Философия Стэнли Кубрика:
от Алекса до Барри Линдона и обратно

Стэнли Кубрик, несомненно, философ. И, может быть, в большей степени философ, чем многие кинематографисты, потому что ему удалось изобразить не просто конкретного человека, а человека вообще. Джон Бакстер пишет, что «Кубрик всю жизнь придерживался манихейского взгляда на бытие»[25]. Английский критик Эдриен Тернер заметил, что фильмы Кубрика ставят вопросы «универсального природного зла»[26]. Манихейский конфликт света и тьмы в человеке принимает форму конфликта сознательного и бессознательного, Эроса и Танатоса, человека и общества. Уже по употребляемым мной терминам можно понять, что Кубрик близок к Фрейду. Теория архетипов Юнга очень активно используется Кубриком для создания образов через обращение к мифам, ритуалам и обрядам.

Может быть, одна из самых актуальных пар противоположностей, которые составляют философию Кубрика,—это дионисийское и аполлоническое начало. Ницше с его волей к власти, культом тела и бешеной энергией вообще очень органичен для кубриковского мира. Какие-то позиции относительно проекции философии Ницше на картины Кубрика я приведу ниже.

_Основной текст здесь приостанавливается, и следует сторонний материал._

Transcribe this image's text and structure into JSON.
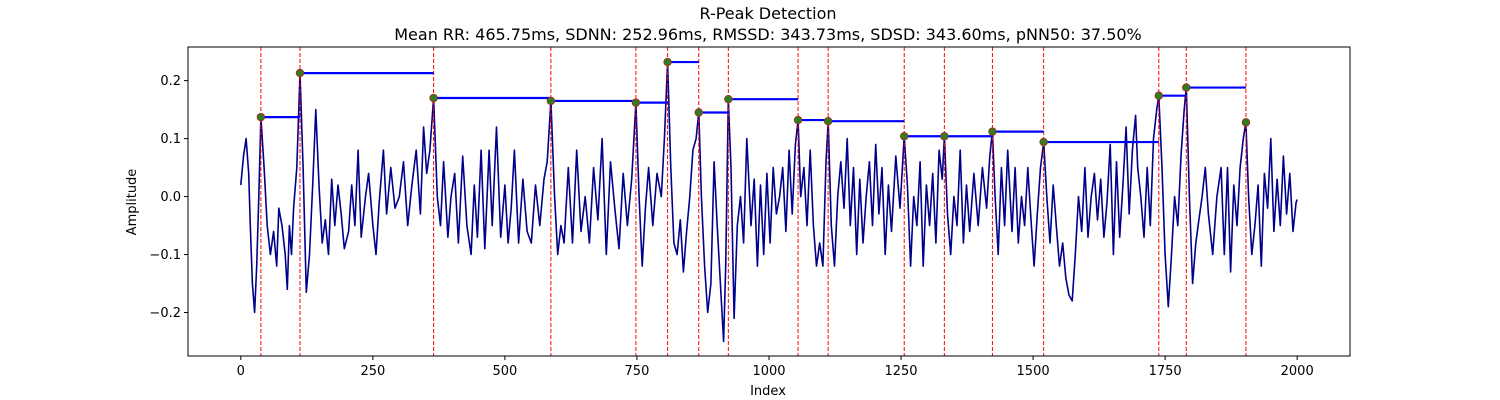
{
  "chart_data": {
    "type": "line",
    "title": "R-Peak Detection",
    "subtitle": "Mean RR: 465.75ms, SDNN: 252.96ms, RMSSD: 343.73ms, SDSD: 343.60ms, pNN50: 37.50%",
    "xlabel": "Index",
    "ylabel": "Amplitude",
    "xlim": [
      -100,
      2100
    ],
    "ylim": [
      -0.275,
      0.258
    ],
    "xticks": [
      0,
      250,
      500,
      750,
      1000,
      1250,
      1500,
      1750,
      2000
    ],
    "xtick_labels": [
      "0",
      "250",
      "500",
      "750",
      "1000",
      "1250",
      "1500",
      "1750",
      "2000"
    ],
    "yticks": [
      -0.2,
      -0.1,
      0.0,
      0.1,
      0.2
    ],
    "ytick_labels": [
      "−0.2",
      "−0.1",
      "0.0",
      "0.1",
      "0.2"
    ],
    "grid": false,
    "signal": {
      "color": "#00008b",
      "points": [
        [
          0,
          0.02
        ],
        [
          5,
          0.07
        ],
        [
          10,
          0.1
        ],
        [
          15,
          0.04
        ],
        [
          18,
          -0.05
        ],
        [
          22,
          -0.15
        ],
        [
          26,
          -0.2
        ],
        [
          30,
          -0.12
        ],
        [
          34,
          0.0
        ],
        [
          38,
          0.137
        ],
        [
          44,
          0.05
        ],
        [
          50,
          -0.05
        ],
        [
          56,
          -0.1
        ],
        [
          62,
          -0.06
        ],
        [
          68,
          -0.12
        ],
        [
          72,
          -0.02
        ],
        [
          78,
          -0.05
        ],
        [
          84,
          -0.1
        ],
        [
          88,
          -0.16
        ],
        [
          92,
          -0.05
        ],
        [
          96,
          -0.1
        ],
        [
          100,
          -0.02
        ],
        [
          106,
          0.05
        ],
        [
          112,
          0.213
        ],
        [
          118,
          0.05
        ],
        [
          124,
          -0.165
        ],
        [
          130,
          -0.1
        ],
        [
          136,
          0.02
        ],
        [
          142,
          0.15
        ],
        [
          148,
          0.02
        ],
        [
          154,
          -0.08
        ],
        [
          160,
          -0.04
        ],
        [
          166,
          -0.1
        ],
        [
          172,
          0.03
        ],
        [
          178,
          -0.05
        ],
        [
          184,
          0.02
        ],
        [
          190,
          -0.03
        ],
        [
          196,
          -0.09
        ],
        [
          204,
          -0.06
        ],
        [
          210,
          0.02
        ],
        [
          216,
          -0.05
        ],
        [
          222,
          0.08
        ],
        [
          228,
          -0.07
        ],
        [
          236,
          0.0
        ],
        [
          242,
          0.04
        ],
        [
          250,
          -0.05
        ],
        [
          256,
          -0.1
        ],
        [
          262,
          -0.01
        ],
        [
          270,
          0.08
        ],
        [
          276,
          -0.03
        ],
        [
          284,
          0.05
        ],
        [
          292,
          -0.02
        ],
        [
          300,
          0.0
        ],
        [
          308,
          0.06
        ],
        [
          316,
          -0.05
        ],
        [
          324,
          0.02
        ],
        [
          332,
          0.08
        ],
        [
          340,
          -0.03
        ],
        [
          346,
          0.12
        ],
        [
          352,
          0.04
        ],
        [
          358,
          0.08
        ],
        [
          365,
          0.17
        ],
        [
          372,
          0.0
        ],
        [
          378,
          -0.05
        ],
        [
          384,
          0.06
        ],
        [
          392,
          -0.07
        ],
        [
          398,
          0.0
        ],
        [
          405,
          0.04
        ],
        [
          412,
          -0.08
        ],
        [
          420,
          0.07
        ],
        [
          428,
          -0.05
        ],
        [
          436,
          -0.1
        ],
        [
          442,
          0.02
        ],
        [
          448,
          -0.07
        ],
        [
          455,
          0.08
        ],
        [
          462,
          -0.09
        ],
        [
          470,
          0.08
        ],
        [
          476,
          -0.05
        ],
        [
          484,
          0.12
        ],
        [
          492,
          -0.07
        ],
        [
          500,
          0.02
        ],
        [
          506,
          -0.08
        ],
        [
          512,
          -0.02
        ],
        [
          518,
          0.08
        ],
        [
          526,
          -0.08
        ],
        [
          534,
          0.03
        ],
        [
          542,
          -0.06
        ],
        [
          550,
          -0.08
        ],
        [
          558,
          0.02
        ],
        [
          566,
          -0.05
        ],
        [
          574,
          0.03
        ],
        [
          580,
          0.06
        ],
        [
          587,
          0.165
        ],
        [
          594,
          0.0
        ],
        [
          600,
          -0.1
        ],
        [
          606,
          -0.05
        ],
        [
          612,
          -0.08
        ],
        [
          620,
          0.05
        ],
        [
          628,
          -0.08
        ],
        [
          636,
          0.08
        ],
        [
          644,
          -0.06
        ],
        [
          652,
          0.0
        ],
        [
          660,
          -0.08
        ],
        [
          668,
          0.05
        ],
        [
          676,
          -0.04
        ],
        [
          684,
          0.1
        ],
        [
          692,
          -0.1
        ],
        [
          700,
          0.06
        ],
        [
          708,
          -0.02
        ],
        [
          716,
          -0.09
        ],
        [
          724,
          0.04
        ],
        [
          732,
          -0.05
        ],
        [
          740,
          0.03
        ],
        [
          748,
          0.162
        ],
        [
          754,
          0.0
        ],
        [
          760,
          -0.12
        ],
        [
          766,
          -0.02
        ],
        [
          772,
          0.05
        ],
        [
          780,
          -0.05
        ],
        [
          788,
          0.04
        ],
        [
          796,
          0.0
        ],
        [
          802,
          0.1
        ],
        [
          808,
          0.232
        ],
        [
          814,
          0.05
        ],
        [
          820,
          -0.08
        ],
        [
          826,
          -0.1
        ],
        [
          832,
          -0.04
        ],
        [
          838,
          -0.13
        ],
        [
          844,
          -0.06
        ],
        [
          850,
          0.0
        ],
        [
          856,
          0.08
        ],
        [
          862,
          0.1
        ],
        [
          867,
          0.145
        ],
        [
          872,
          0.0
        ],
        [
          878,
          -0.12
        ],
        [
          884,
          -0.2
        ],
        [
          890,
          -0.15
        ],
        [
          896,
          0.06
        ],
        [
          902,
          -0.05
        ],
        [
          908,
          -0.15
        ],
        [
          914,
          -0.25
        ],
        [
          918,
          -0.12
        ],
        [
          923,
          0.168
        ],
        [
          928,
          0.05
        ],
        [
          934,
          -0.21
        ],
        [
          940,
          -0.05
        ],
        [
          946,
          0.0
        ],
        [
          952,
          -0.08
        ],
        [
          958,
          0.1
        ],
        [
          966,
          -0.05
        ],
        [
          972,
          0.03
        ],
        [
          978,
          -0.12
        ],
        [
          984,
          0.02
        ],
        [
          990,
          -0.1
        ],
        [
          996,
          0.04
        ],
        [
          1002,
          -0.08
        ],
        [
          1008,
          0.05
        ],
        [
          1014,
          -0.03
        ],
        [
          1020,
          0.0
        ],
        [
          1026,
          0.05
        ],
        [
          1032,
          -0.06
        ],
        [
          1038,
          0.08
        ],
        [
          1044,
          -0.03
        ],
        [
          1050,
          0.09
        ],
        [
          1055,
          0.132
        ],
        [
          1060,
          0.0
        ],
        [
          1066,
          0.05
        ],
        [
          1072,
          -0.05
        ],
        [
          1078,
          0.08
        ],
        [
          1084,
          -0.05
        ],
        [
          1090,
          -0.12
        ],
        [
          1096,
          -0.08
        ],
        [
          1102,
          -0.12
        ],
        [
          1108,
          0.06
        ],
        [
          1112,
          0.13
        ],
        [
          1118,
          -0.05
        ],
        [
          1124,
          -0.12
        ],
        [
          1130,
          0.0
        ],
        [
          1136,
          0.06
        ],
        [
          1142,
          -0.02
        ],
        [
          1148,
          0.1
        ],
        [
          1154,
          -0.05
        ],
        [
          1160,
          0.05
        ],
        [
          1166,
          -0.1
        ],
        [
          1172,
          0.03
        ],
        [
          1178,
          -0.08
        ],
        [
          1184,
          0.0
        ],
        [
          1190,
          0.06
        ],
        [
          1196,
          -0.05
        ],
        [
          1202,
          0.09
        ],
        [
          1208,
          -0.03
        ],
        [
          1214,
          0.05
        ],
        [
          1220,
          -0.1
        ],
        [
          1226,
          0.02
        ],
        [
          1232,
          -0.06
        ],
        [
          1240,
          0.07
        ],
        [
          1248,
          -0.02
        ],
        [
          1256,
          0.104
        ],
        [
          1262,
          0.02
        ],
        [
          1268,
          -0.12
        ],
        [
          1274,
          0.0
        ],
        [
          1280,
          -0.05
        ],
        [
          1286,
          0.06
        ],
        [
          1292,
          -0.12
        ],
        [
          1298,
          0.02
        ],
        [
          1304,
          -0.05
        ],
        [
          1310,
          0.04
        ],
        [
          1316,
          -0.08
        ],
        [
          1322,
          0.08
        ],
        [
          1328,
          0.03
        ],
        [
          1332,
          0.104
        ],
        [
          1338,
          -0.03
        ],
        [
          1344,
          -0.1
        ],
        [
          1350,
          0.0
        ],
        [
          1356,
          -0.05
        ],
        [
          1362,
          0.08
        ],
        [
          1368,
          -0.08
        ],
        [
          1374,
          0.02
        ],
        [
          1380,
          -0.06
        ],
        [
          1388,
          0.04
        ],
        [
          1396,
          -0.05
        ],
        [
          1404,
          0.05
        ],
        [
          1412,
          -0.02
        ],
        [
          1418,
          0.07
        ],
        [
          1423,
          0.112
        ],
        [
          1428,
          0.0
        ],
        [
          1434,
          -0.1
        ],
        [
          1440,
          0.05
        ],
        [
          1446,
          -0.05
        ],
        [
          1452,
          0.08
        ],
        [
          1460,
          -0.06
        ],
        [
          1466,
          0.05
        ],
        [
          1472,
          -0.08
        ],
        [
          1478,
          0.0
        ],
        [
          1484,
          -0.05
        ],
        [
          1490,
          0.05
        ],
        [
          1496,
          -0.04
        ],
        [
          1502,
          -0.12
        ],
        [
          1508,
          -0.03
        ],
        [
          1514,
          0.05
        ],
        [
          1520,
          0.094
        ],
        [
          1526,
          0.0
        ],
        [
          1532,
          -0.08
        ],
        [
          1538,
          0.02
        ],
        [
          1544,
          -0.05
        ],
        [
          1550,
          -0.12
        ],
        [
          1556,
          -0.08
        ],
        [
          1562,
          -0.14
        ],
        [
          1568,
          -0.17
        ],
        [
          1574,
          -0.18
        ],
        [
          1580,
          -0.1
        ],
        [
          1586,
          0.0
        ],
        [
          1592,
          -0.06
        ],
        [
          1598,
          0.05
        ],
        [
          1604,
          -0.07
        ],
        [
          1610,
          0.0
        ],
        [
          1616,
          0.04
        ],
        [
          1622,
          -0.04
        ],
        [
          1628,
          0.03
        ],
        [
          1634,
          -0.07
        ],
        [
          1640,
          -0.01
        ],
        [
          1646,
          0.09
        ],
        [
          1652,
          -0.1
        ],
        [
          1658,
          0.06
        ],
        [
          1664,
          -0.07
        ],
        [
          1670,
          0.02
        ],
        [
          1676,
          0.12
        ],
        [
          1682,
          -0.03
        ],
        [
          1688,
          0.08
        ],
        [
          1694,
          0.14
        ],
        [
          1698,
          0.05
        ],
        [
          1704,
          0.0
        ],
        [
          1710,
          -0.07
        ],
        [
          1716,
          0.05
        ],
        [
          1722,
          -0.05
        ],
        [
          1728,
          0.1
        ],
        [
          1734,
          0.15
        ],
        [
          1738,
          0.174
        ],
        [
          1744,
          0.05
        ],
        [
          1750,
          -0.1
        ],
        [
          1756,
          -0.19
        ],
        [
          1762,
          -0.1
        ],
        [
          1768,
          0.0
        ],
        [
          1774,
          -0.05
        ],
        [
          1780,
          0.07
        ],
        [
          1786,
          0.15
        ],
        [
          1790,
          0.188
        ],
        [
          1796,
          0.0
        ],
        [
          1802,
          -0.15
        ],
        [
          1808,
          -0.08
        ],
        [
          1814,
          -0.04
        ],
        [
          1820,
          0.0
        ],
        [
          1826,
          0.05
        ],
        [
          1832,
          -0.03
        ],
        [
          1840,
          -0.1
        ],
        [
          1848,
          0.0
        ],
        [
          1856,
          0.05
        ],
        [
          1862,
          -0.1
        ],
        [
          1868,
          0.05
        ],
        [
          1874,
          -0.13
        ],
        [
          1880,
          0.02
        ],
        [
          1886,
          -0.05
        ],
        [
          1892,
          0.05
        ],
        [
          1898,
          0.1
        ],
        [
          1903,
          0.128
        ],
        [
          1908,
          0.0
        ],
        [
          1914,
          -0.1
        ],
        [
          1920,
          -0.05
        ],
        [
          1926,
          0.02
        ],
        [
          1932,
          -0.12
        ],
        [
          1938,
          0.04
        ],
        [
          1944,
          -0.02
        ],
        [
          1950,
          0.1
        ],
        [
          1956,
          -0.06
        ],
        [
          1962,
          0.03
        ],
        [
          1968,
          -0.05
        ],
        [
          1974,
          0.07
        ],
        [
          1980,
          -0.03
        ],
        [
          1986,
          0.04
        ],
        [
          1992,
          -0.06
        ],
        [
          1998,
          -0.01
        ],
        [
          2000,
          -0.005
        ]
      ]
    },
    "r_peaks": {
      "marker_color": "#2e7d1f",
      "marker_edge": "#b02020",
      "x": [
        38,
        112,
        365,
        587,
        748,
        808,
        867,
        923,
        1055,
        1112,
        1256,
        1332,
        1423,
        1520,
        1738,
        1790,
        1903
      ],
      "y": [
        0.137,
        0.213,
        0.17,
        0.165,
        0.162,
        0.232,
        0.145,
        0.168,
        0.132,
        0.13,
        0.104,
        0.104,
        0.112,
        0.094,
        0.174,
        0.188,
        0.128
      ]
    },
    "vertical_lines": {
      "color": "#ff0000",
      "style": "dashed"
    },
    "rr_segments": {
      "color": "#0000ff",
      "segments": [
        [
          38,
          112,
          0.137
        ],
        [
          112,
          365,
          0.213
        ],
        [
          365,
          587,
          0.17
        ],
        [
          587,
          748,
          0.165
        ],
        [
          748,
          808,
          0.162
        ],
        [
          808,
          867,
          0.232
        ],
        [
          867,
          923,
          0.145
        ],
        [
          923,
          1055,
          0.168
        ],
        [
          1055,
          1112,
          0.132
        ],
        [
          1112,
          1256,
          0.13
        ],
        [
          1256,
          1332,
          0.104
        ],
        [
          1332,
          1423,
          0.104
        ],
        [
          1423,
          1520,
          0.112
        ],
        [
          1520,
          1738,
          0.094
        ],
        [
          1738,
          1790,
          0.174
        ],
        [
          1790,
          1903,
          0.188
        ]
      ]
    }
  }
}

Одна из центральных тем Кубрика—тяга к разрушению, насилие, де-структивность человека, что и послужило поводом сравнить «Анатомию человеческой деструктивности» Фромма с фильмами Кубрика, главным образом с «Механическим апельсином».

Кубрик и Фромм,
или К экранизации «Капитала»

Пласт философии Кубрика, связанный с современным ему обществом, во многом пересекается с философией другого исследователя этого же общества Эрихом Фроммом. Картина Стэнли Кубрика «Механический апельсин» была выпущена в прокат в 1971 году. Книга Эриха Фромма «Анатомия человеческой деструктивности» вышла в 1973 году, то есть почти в одно и то же время. Но фильм все-таки появился раньше книги—изображение предшествует слову, как в историческом процессе. Кубрик и Фромм в этих работах ставили сходные задачи—дать философское обобщение деструктивности, оценить состояние общества и перспективы существования человека. Предваряя это сравнение, хочу сказать, что эти исследования очень похожи, почти параллельны: наверно, сыграла свою роль близость темы—американское общество 60-70-х. Фильм Кубрика—такой же учебник, как и книга Фромма, с той лишь разницей, что читать умеют все, а культура визуального восприятия, несмотря на ее бурное развитие в последние годы, все еще находится на куда более примитивном уровне. Я выражаю свое сожаление—представляете, как обогатились бы наука и образование, вернув себе эмоции, украденные сферой развлечения. (Здесь я являюсь сторонницей Эйзенштейна, который мечтал соединить интеграл с эмоцией.)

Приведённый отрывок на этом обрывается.